Union und SPD glauben, genügend Vorkehrungen in ihr Gesetz eingebaut zu haben, um einen Missbrauch zu verhindern. So muss jeder Bürger dem neuen Verfahren explizit zustimmen und jeder, der zugestimmt hat, soll nachvollziehen können, welche Behörde welche Daten abfragt. Die SPD-Vorsitzende Saskia Esken, eine ausgewiesene Datenschützerin, sagte der SZ: "Gläserne Bürgerinnen und Bürger wird es in Deutschland auch weiterhin nicht geben."

Die Koalition war sich bei diesem Projekt aber lange uneins. Auch deshalb kommt es erst zum Ende der Legislaturperiode allmählich in Gang.

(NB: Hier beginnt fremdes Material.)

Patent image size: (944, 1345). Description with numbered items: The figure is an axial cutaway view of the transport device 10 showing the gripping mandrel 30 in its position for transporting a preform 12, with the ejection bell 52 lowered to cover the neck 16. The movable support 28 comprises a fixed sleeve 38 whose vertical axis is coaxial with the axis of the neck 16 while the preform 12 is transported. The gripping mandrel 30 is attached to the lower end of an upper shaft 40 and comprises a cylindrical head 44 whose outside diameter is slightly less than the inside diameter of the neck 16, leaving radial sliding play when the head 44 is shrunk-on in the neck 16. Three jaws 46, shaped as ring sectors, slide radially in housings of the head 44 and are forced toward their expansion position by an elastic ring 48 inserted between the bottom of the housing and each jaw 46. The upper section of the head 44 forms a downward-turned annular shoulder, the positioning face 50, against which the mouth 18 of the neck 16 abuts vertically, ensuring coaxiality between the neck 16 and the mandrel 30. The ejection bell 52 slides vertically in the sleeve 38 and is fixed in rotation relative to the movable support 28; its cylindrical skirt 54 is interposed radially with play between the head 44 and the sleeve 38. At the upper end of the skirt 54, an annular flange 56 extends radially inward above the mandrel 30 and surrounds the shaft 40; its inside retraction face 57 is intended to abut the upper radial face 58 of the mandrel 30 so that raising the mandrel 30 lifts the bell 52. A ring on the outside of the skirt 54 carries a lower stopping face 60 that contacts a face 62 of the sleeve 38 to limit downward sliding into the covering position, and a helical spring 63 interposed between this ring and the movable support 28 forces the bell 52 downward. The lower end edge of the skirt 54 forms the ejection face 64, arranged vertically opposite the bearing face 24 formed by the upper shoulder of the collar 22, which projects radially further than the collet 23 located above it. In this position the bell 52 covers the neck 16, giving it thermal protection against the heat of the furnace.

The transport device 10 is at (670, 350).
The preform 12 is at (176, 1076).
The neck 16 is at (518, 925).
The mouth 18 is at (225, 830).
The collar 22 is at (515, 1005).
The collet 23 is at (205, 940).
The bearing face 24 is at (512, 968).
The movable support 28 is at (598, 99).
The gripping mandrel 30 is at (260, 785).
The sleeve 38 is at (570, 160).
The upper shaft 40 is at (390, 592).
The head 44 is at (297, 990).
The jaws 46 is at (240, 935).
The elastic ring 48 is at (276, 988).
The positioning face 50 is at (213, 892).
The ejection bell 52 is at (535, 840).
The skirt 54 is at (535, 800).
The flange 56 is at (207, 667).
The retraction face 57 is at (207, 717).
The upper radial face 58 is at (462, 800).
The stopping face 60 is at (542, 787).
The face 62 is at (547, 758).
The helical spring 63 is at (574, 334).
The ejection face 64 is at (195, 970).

Nur auf Vermittlung der Kanzlerin soll der Knoten zwischen der drängelnden Union und der eher bremsenden SPD durchschlagen worden sein. Da mag auch die Pandemie dieser "nicht so hundertprozentig" gewürdigten Kulturrevolution geholfen haben. Angela Merkel weiß nur zu gut, was es heißt, ein vormodern verwaltetes Land zu regieren, in dem die Gesundheitsämter den Infektionsketten noch mit Faxen hinterherjagen.